Inpatient Mental Health and DDD institutional admissions (ICF-MR and RHC)
If it appears that a client admitted to such a facility is eligible for medical benefits, facility staff determine if the client is already approved for a particular program. Facility staff notify the CSO in writing of the client’s admission.
If a client is not already approved for medical benefits, facility staff assist the client as needed to complete the application and sends it to the CSO.
Facility staff make referrals as appropriate to the disability specialist for a determination.
When written notification of admission from the facility is received in the CSO, document whether the client intends to return home upon discharge, if the client is a member of a TANF/SFA household (H/H).
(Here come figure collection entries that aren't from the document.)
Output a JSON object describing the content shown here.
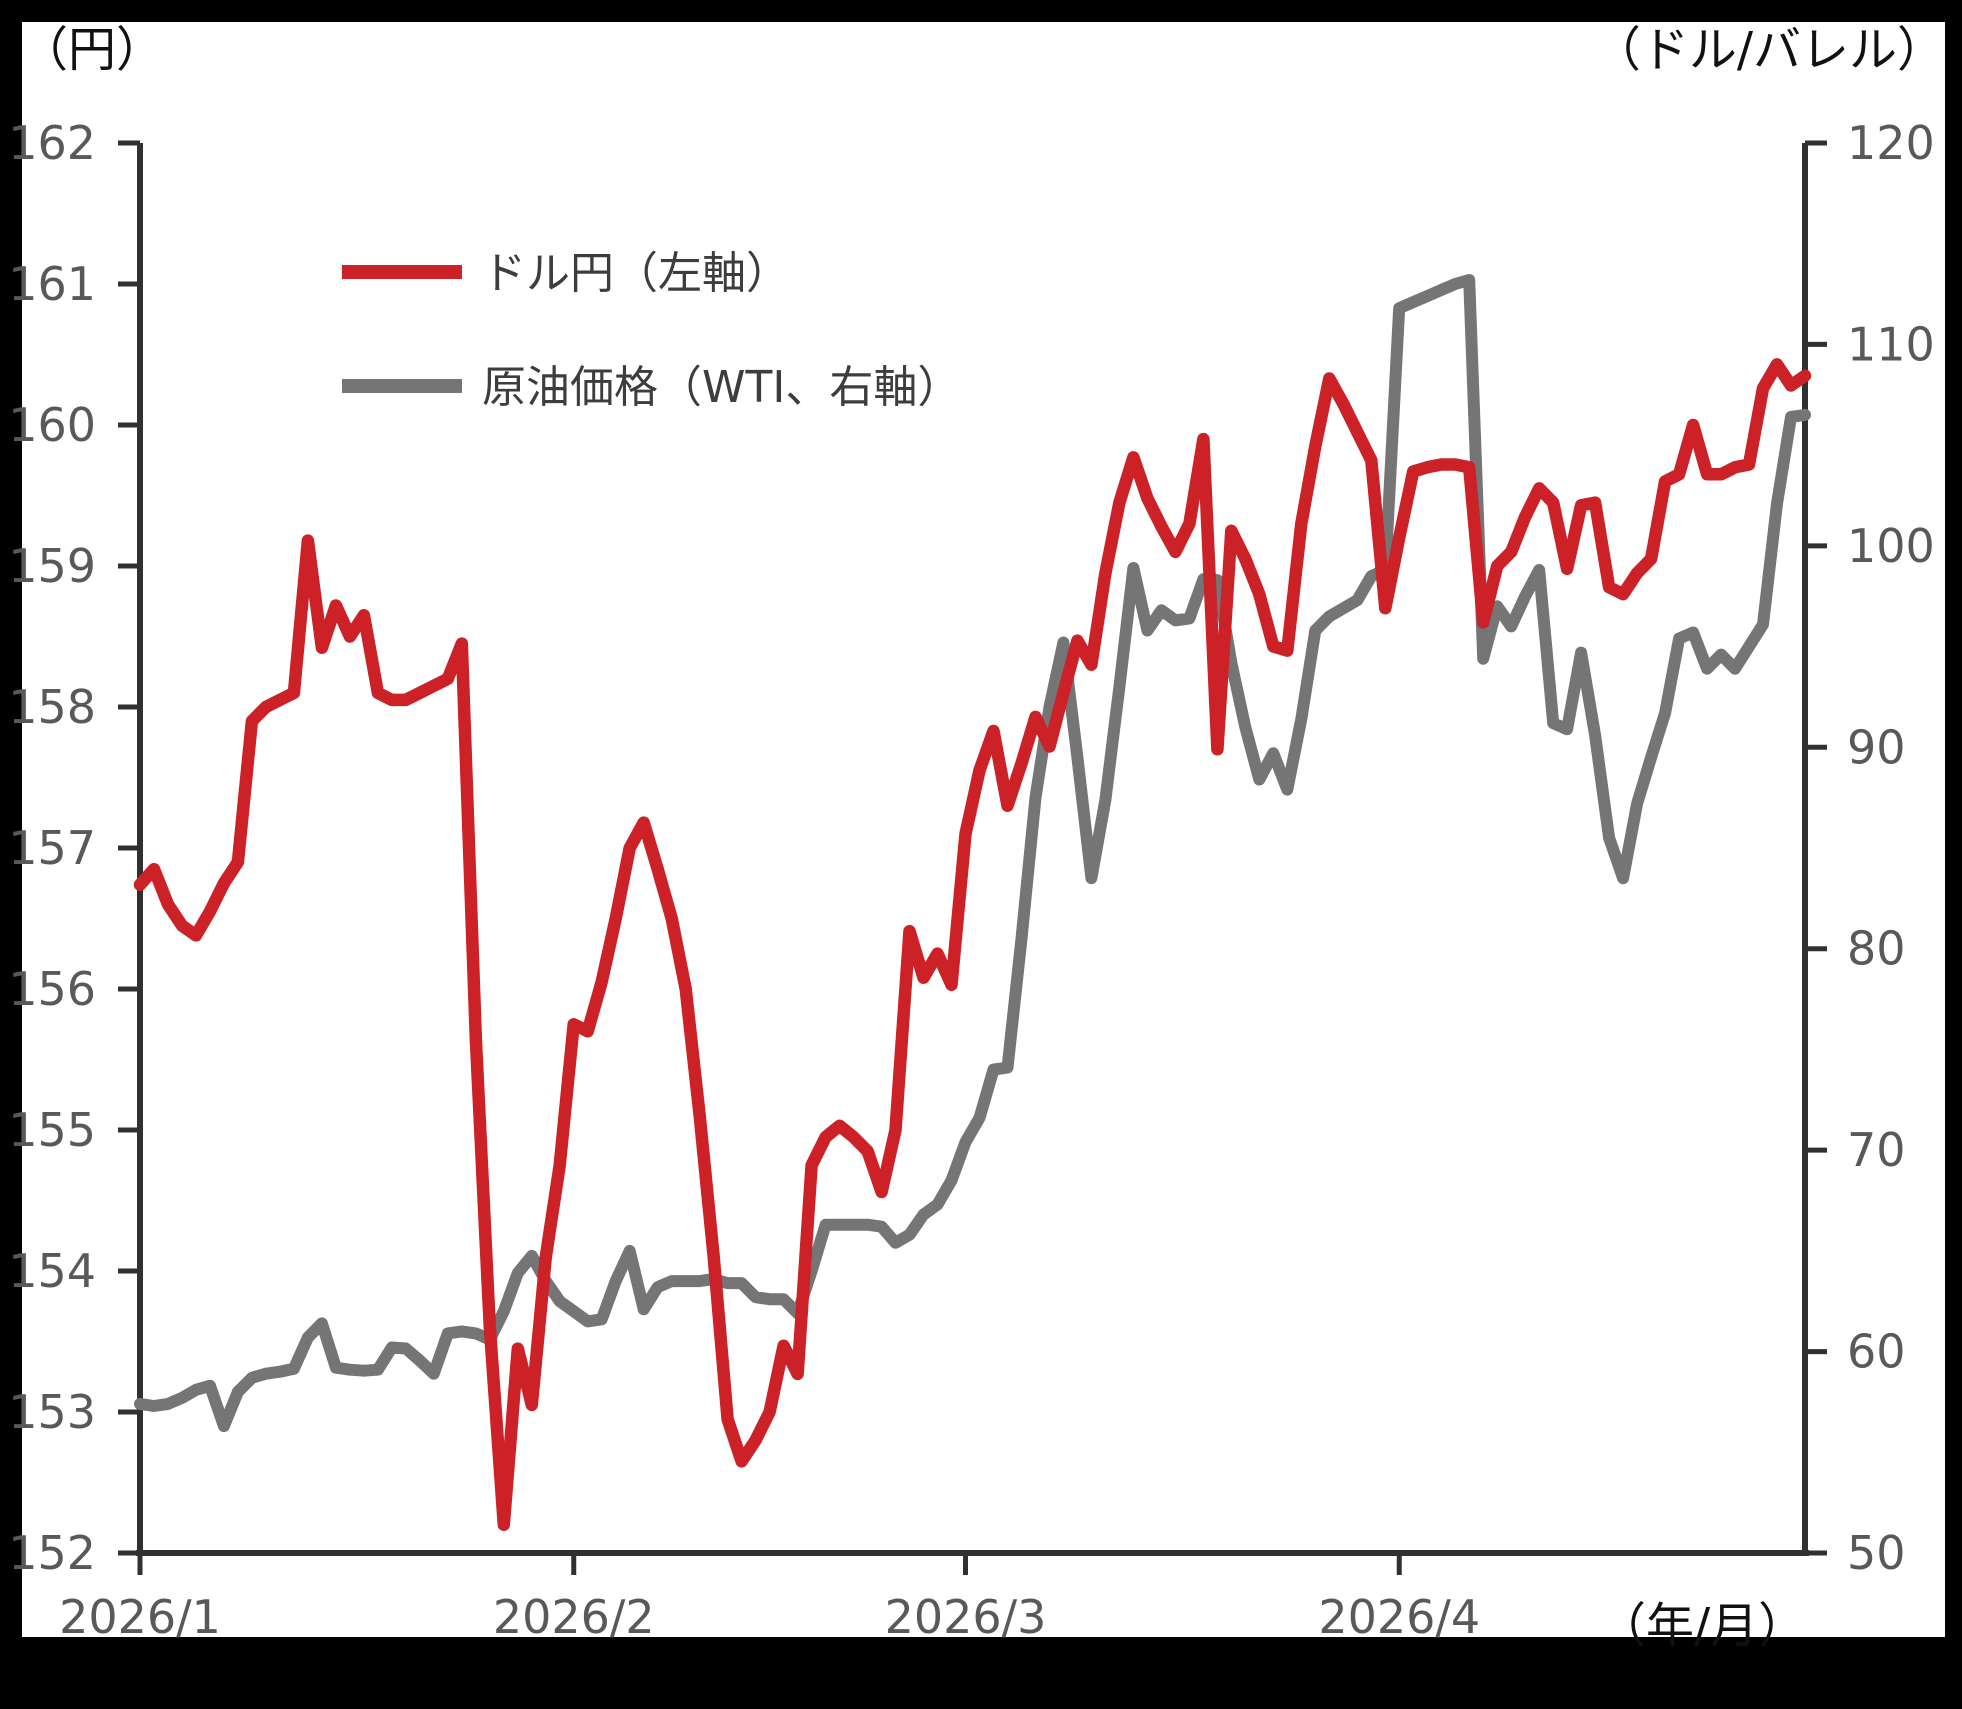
{
  "frame": {
    "background": "#000000",
    "canvas_background": "#ffffff"
  },
  "axis_units": {
    "left": "（円）",
    "right": "（ドル/バレル）",
    "x": "（年/月）"
  },
  "legend": {
    "items": [
      {
        "label": "ドル円（左軸）",
        "color": "#cb2127"
      },
      {
        "label": "原油価格（WTI、右軸）",
        "color": "#757575"
      }
    ]
  },
  "chart_data": {
    "type": "line",
    "title": "",
    "frequency": "daily",
    "x_start_date": "2026/1/1",
    "x_end_date": "2026/4/30",
    "grid": false,
    "legend_position": "top-left-inside",
    "x_axis": {
      "label": "（年/月）",
      "ticks": [
        {
          "label": "2026/1",
          "day_index": 0
        },
        {
          "label": "2026/2",
          "day_index": 31
        },
        {
          "label": "2026/3",
          "day_index": 59
        },
        {
          "label": "2026/4",
          "day_index": 90
        }
      ]
    },
    "left_axis": {
      "unit": "（円）",
      "min": 152,
      "max": 162,
      "tick_step": 1,
      "ticks": [
        162,
        161,
        160,
        159,
        158,
        157,
        156,
        155,
        154,
        153,
        152
      ]
    },
    "right_axis": {
      "unit": "（ドル/バレル）",
      "min": 50,
      "max": 120,
      "tick_step": 10,
      "ticks": [
        120,
        110,
        100,
        90,
        80,
        70,
        60,
        50
      ]
    },
    "series": [
      {
        "name": "原油価格（WTI、右軸）",
        "axis": "right",
        "color": "#757575",
        "stroke_width": 12,
        "values": [
          57.4,
          57.3,
          57.4,
          57.7,
          58.1,
          58.3,
          56.3,
          58.0,
          58.7,
          58.9,
          59.0,
          59.15,
          60.7,
          61.4,
          59.2,
          59.1,
          59.05,
          59.1,
          60.2,
          60.15,
          59.55,
          58.9,
          60.9,
          61.0,
          60.9,
          60.6,
          62.0,
          63.9,
          64.75,
          63.5,
          62.5,
          62.0,
          61.5,
          61.6,
          63.5,
          65.0,
          62.1,
          63.2,
          63.5,
          63.5,
          63.5,
          63.6,
          63.4,
          63.4,
          62.7,
          62.6,
          62.6,
          61.9,
          64.0,
          66.3,
          66.3,
          66.3,
          66.3,
          66.2,
          65.4,
          65.8,
          66.8,
          67.3,
          68.5,
          70.4,
          71.6,
          74.0,
          74.1,
          80.5,
          87.5,
          92.0,
          95.2,
          89.5,
          83.5,
          87.4,
          93.0,
          98.9,
          95.8,
          96.8,
          96.3,
          96.4,
          98.35,
          98.3,
          94.2,
          91.0,
          88.4,
          89.7,
          87.9,
          91.4,
          95.8,
          96.5,
          96.9,
          97.3,
          98.5,
          98.8,
          111.8,
          112.1,
          112.4,
          112.7,
          113.0,
          113.2,
          94.4,
          97.0,
          96.0,
          97.5,
          98.8,
          91.2,
          90.9,
          94.7,
          90.6,
          85.5,
          83.5,
          87.2,
          89.5,
          91.7,
          95.4,
          95.7,
          93.9,
          94.6,
          93.9,
          95.0,
          96.1,
          102.1,
          106.4,
          106.5
        ]
      },
      {
        "name": "ドル円（左軸）",
        "axis": "left",
        "color": "#cb2127",
        "stroke_width": 12.5,
        "values": [
          156.74,
          156.85,
          156.6,
          156.45,
          156.38,
          156.55,
          156.75,
          156.9,
          157.9,
          158.0,
          158.05,
          158.1,
          159.18,
          158.42,
          158.72,
          158.5,
          158.65,
          158.1,
          158.05,
          158.05,
          158.1,
          158.15,
          158.2,
          158.45,
          155.65,
          153.6,
          152.2,
          153.45,
          153.05,
          154.1,
          154.75,
          155.75,
          155.7,
          156.05,
          156.5,
          157.0,
          157.18,
          156.85,
          156.5,
          156.0,
          155.1,
          154.1,
          152.95,
          152.65,
          152.8,
          153.0,
          153.47,
          153.27,
          154.75,
          154.95,
          155.03,
          154.95,
          154.85,
          154.56,
          155.0,
          156.41,
          156.08,
          156.25,
          156.03,
          157.1,
          157.55,
          157.83,
          157.3,
          157.6,
          157.93,
          157.72,
          158.1,
          158.47,
          158.3,
          158.95,
          159.45,
          159.77,
          159.48,
          159.28,
          159.1,
          159.3,
          159.9,
          157.7,
          159.25,
          159.05,
          158.8,
          158.43,
          158.4,
          159.3,
          159.85,
          160.33,
          160.15,
          159.95,
          159.75,
          158.7,
          159.2,
          159.67,
          159.7,
          159.72,
          159.72,
          159.7,
          158.6,
          159.0,
          159.1,
          159.35,
          159.55,
          159.45,
          158.98,
          159.43,
          159.45,
          158.85,
          158.8,
          158.95,
          159.05,
          159.6,
          159.65,
          160.0,
          159.65,
          159.65,
          159.7,
          159.72,
          160.26,
          160.43,
          160.28,
          160.35
        ]
      }
    ]
  }
}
If so, obtain an estimated length of stay. If not, remove the client from the H/H assistance unit (AU), and determine eligibility for all program benefits as appropriate upon the client’s discharge from the facility.
If the client intends to return to the TANF H/H, family members are responsible for the client’s personal needs as grant is continued up to 180 days. See WAC 388-454-0015 If a client who was expected to be inpatient for more that ninety days does not remain that long, increase the TANF/SFA grant to the full amount. This does not create an underpayment.
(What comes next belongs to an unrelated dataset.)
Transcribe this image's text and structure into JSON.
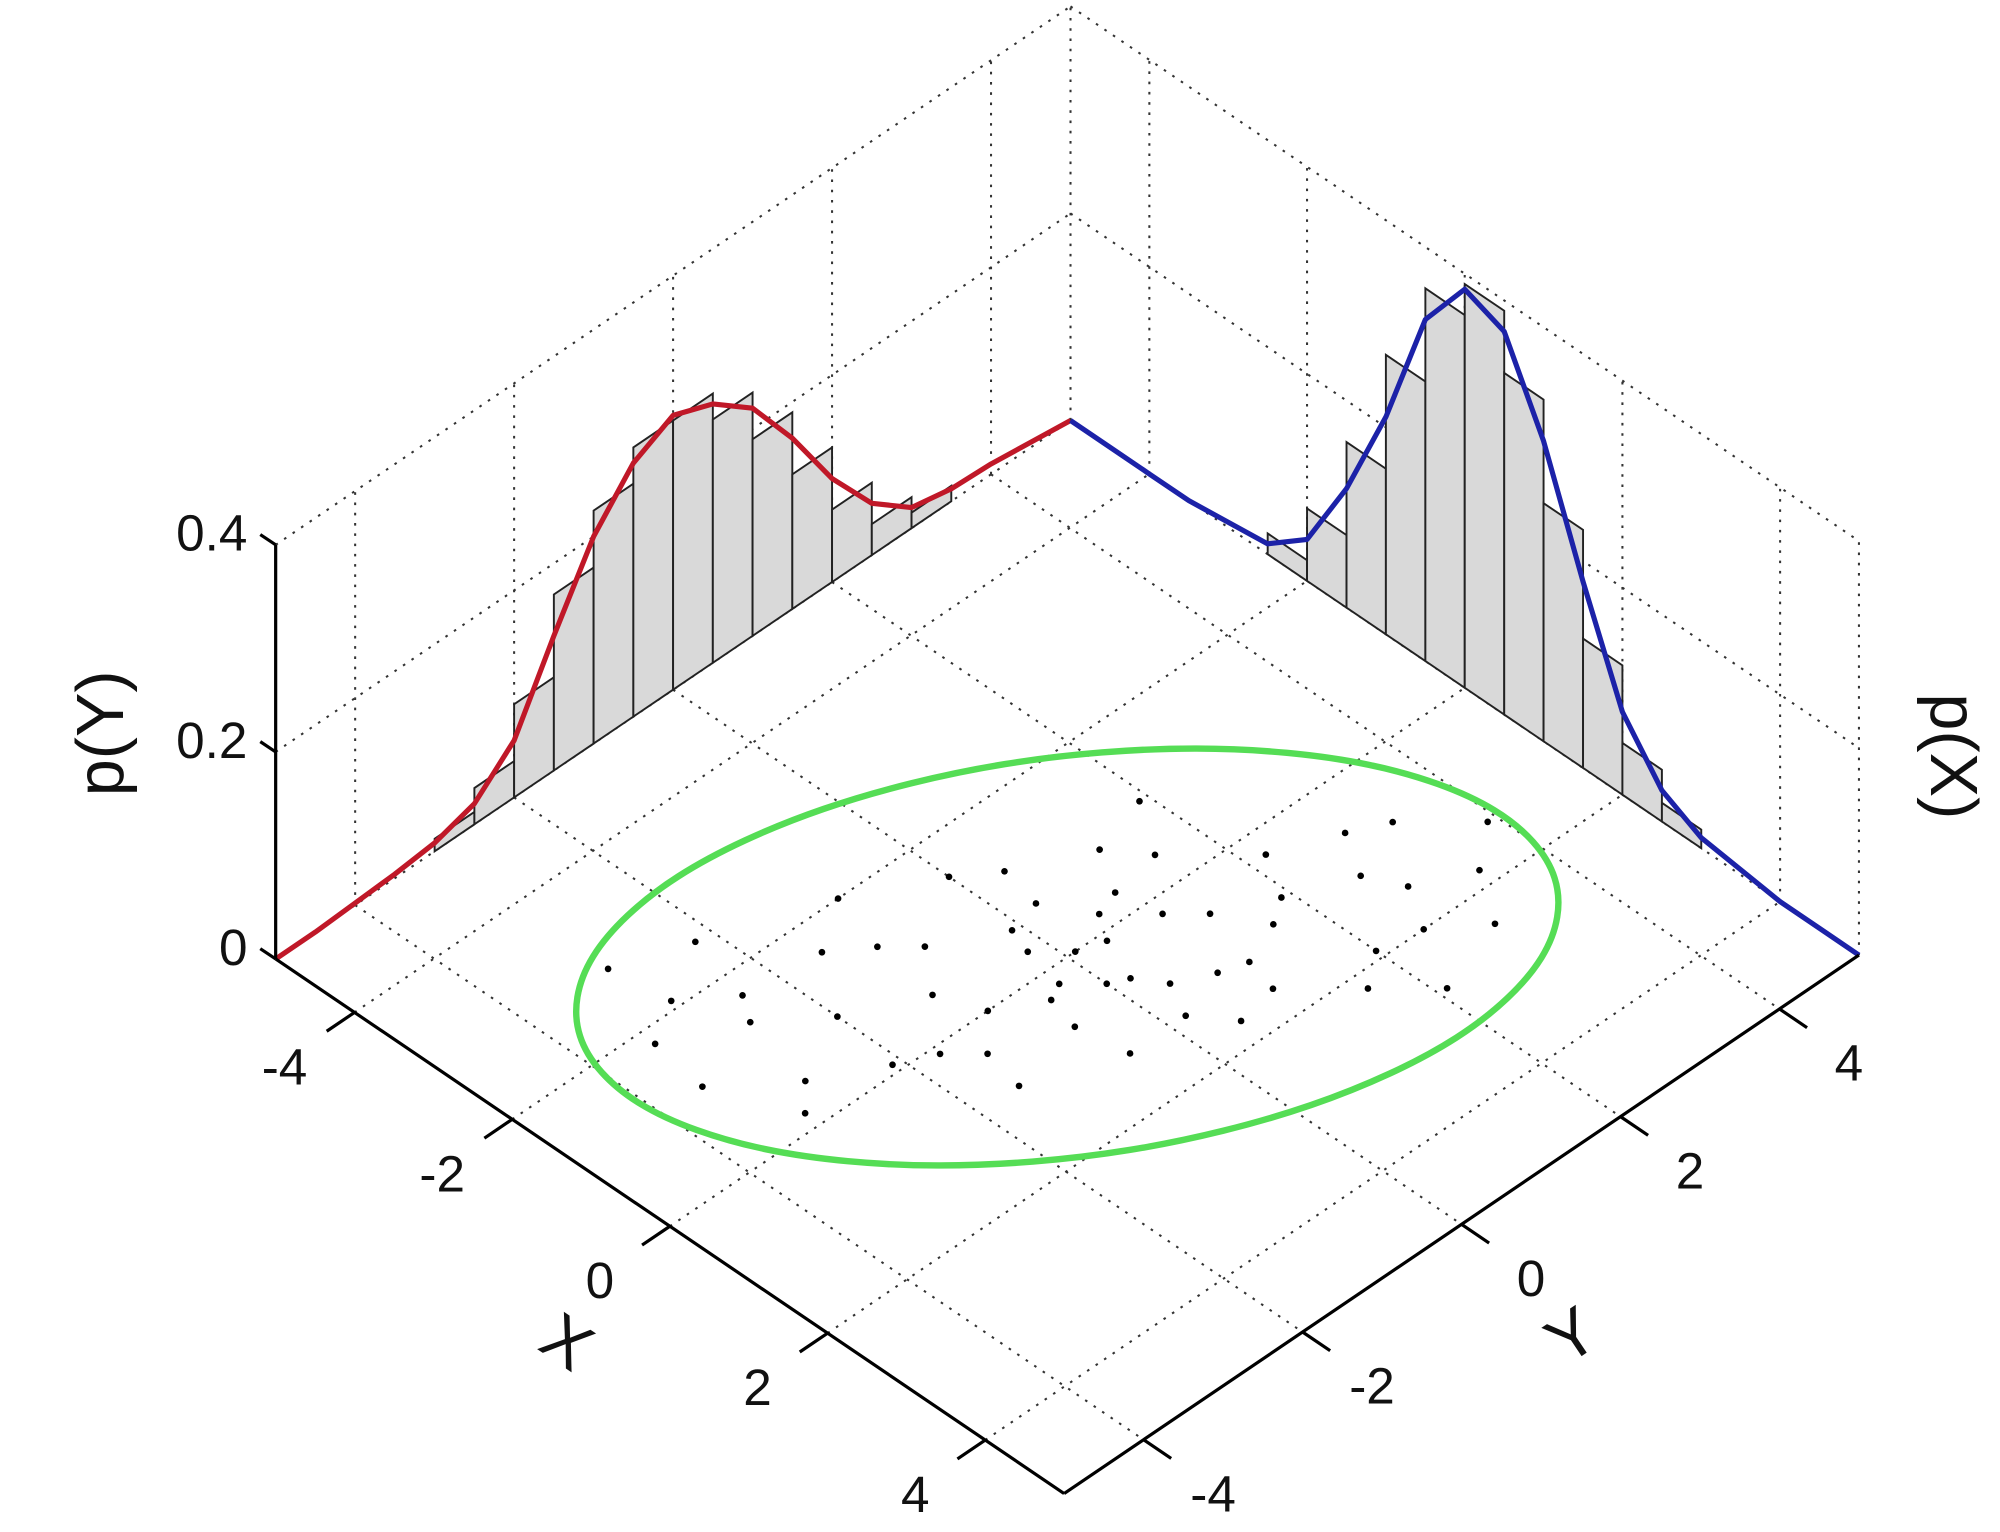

If an SSI-related client is admitted to such a facility and remains there for at least one full calendar month, make program changes in ACES to reflect the change in the coverage group and living arrangement. Determine eligibility for all program benefits as appropriate upon the client’s discharge from the facility.
If the client is not discharged and remains eligible for Medicaid, complete an eligibility review (ER) every twelve months. Contact facility staff for information to complete the ER.
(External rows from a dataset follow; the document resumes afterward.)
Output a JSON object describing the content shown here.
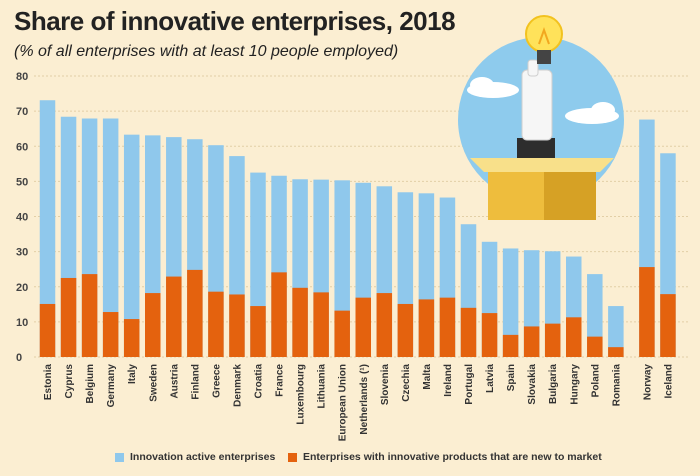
{
  "chart_data": {
    "type": "bar",
    "title": "Share of innovative enterprises, 2018",
    "subtitle": "(% of all enterprises with at least 10 people employed)",
    "xlabel": "",
    "ylabel": "",
    "ylim": [
      0,
      80
    ],
    "yticks": [
      0,
      10,
      20,
      30,
      40,
      50,
      60,
      70,
      80
    ],
    "grid": true,
    "legend_position": "bottom",
    "categories": [
      "Estonia",
      "Cyprus",
      "Belgium",
      "Germany",
      "Italy",
      "Sweden",
      "Austria",
      "Finland",
      "Greece",
      "Denmark",
      "Croatia",
      "France",
      "Luxembourg",
      "Lithuania",
      "European Union",
      "Netherlands (¹)",
      "Slovenia",
      "Czechia",
      "Malta",
      "Ireland",
      "Portugal",
      "Latvia",
      "Spain",
      "Slovakia",
      "Bulgaria",
      "Hungary",
      "Poland",
      "Romania",
      "Norway",
      "Iceland"
    ],
    "series": [
      {
        "name": "Innovation active enterprises",
        "color": "#8fc8ec",
        "values": [
          73.1,
          68.4,
          67.9,
          67.9,
          63.3,
          63.1,
          62.6,
          62.0,
          60.3,
          57.2,
          52.5,
          51.6,
          50.6,
          50.5,
          50.3,
          49.6,
          48.6,
          46.9,
          46.6,
          45.4,
          37.8,
          32.8,
          30.9,
          30.4,
          30.1,
          28.6,
          23.6,
          14.5,
          67.6,
          58.0
        ]
      },
      {
        "name": "Enterprises with innovative products that are new to market",
        "color": "#e4620e",
        "values": [
          15.1,
          22.5,
          23.6,
          12.8,
          10.8,
          18.2,
          22.9,
          24.8,
          18.6,
          17.8,
          14.5,
          24.1,
          19.7,
          18.4,
          13.2,
          16.9,
          18.2,
          15.1,
          16.4,
          16.9,
          14.0,
          12.5,
          6.3,
          8.7,
          9.5,
          11.3,
          5.8,
          2.8,
          25.6,
          17.9
        ]
      }
    ]
  }
}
See INCOME and RESOURCES to determine the program to which the client can be related to medical eligibility.
For a nursing facility or state funded residential client whose eligibility is established under the G01 program, waive the sequential evaluation process (SEP) for a client who is eligible to receive ADSA services in a nursing facility or state funded residential, refer any MCS opening to the CSO disability specialist for a determination of ABD cash if potentially eligible for ABD cash;
To be eligible for HCB waiver services, a G02 client must be receiving CN Medical due to Aged, Blind, Disabled criteria.
Determine whether the client should be referred to the CSO Disability Specialist/SSI facilitator for a determination of eligibility for the disability program.
If a person is ineligible because of excess income or resources, or does not meet functional eligibility requirements, notify the client of the reasons why the application is denied. Determine eligibility for non-institutional medical assistance as if the client were living in their own home.
If notice is received that a client no longer needs care provided in a medical facility, redetermine eligibility for other medical programs. CN Medicaid is continued during the redetermination process.
If a client who is denied services for not meeting functional requirements requests an administrative hearing, notify the SW. The staff person who completed the assessment represents the department at the hearing, unless someone else is designated for that responsibility.
A 14-194 Medical Coverage Information form must be completed if a client has insurance including LTC insurance. For offices in the DMS system, the Coordination of Benefits (COB) unit at H.R.S.A/MPA will receive an automatic assignment of the 14-194 Medical Coverage Information. The COB unit enters information from the Medical Coverage Form into their system. The information is interfaced with ACES and the TPL screens are auto populated.
Nursing facilities will be responsible for collecting payments from TPL carriers or obtaining a denial of benefits before DSHS can pay the facilities. The department will continue to assign participation, which the nursing facility may collect until the TPL party begins making payments. See Long-term care insurance and third party resources.
Admissions under 30 days into a medical facility is considered a short stay.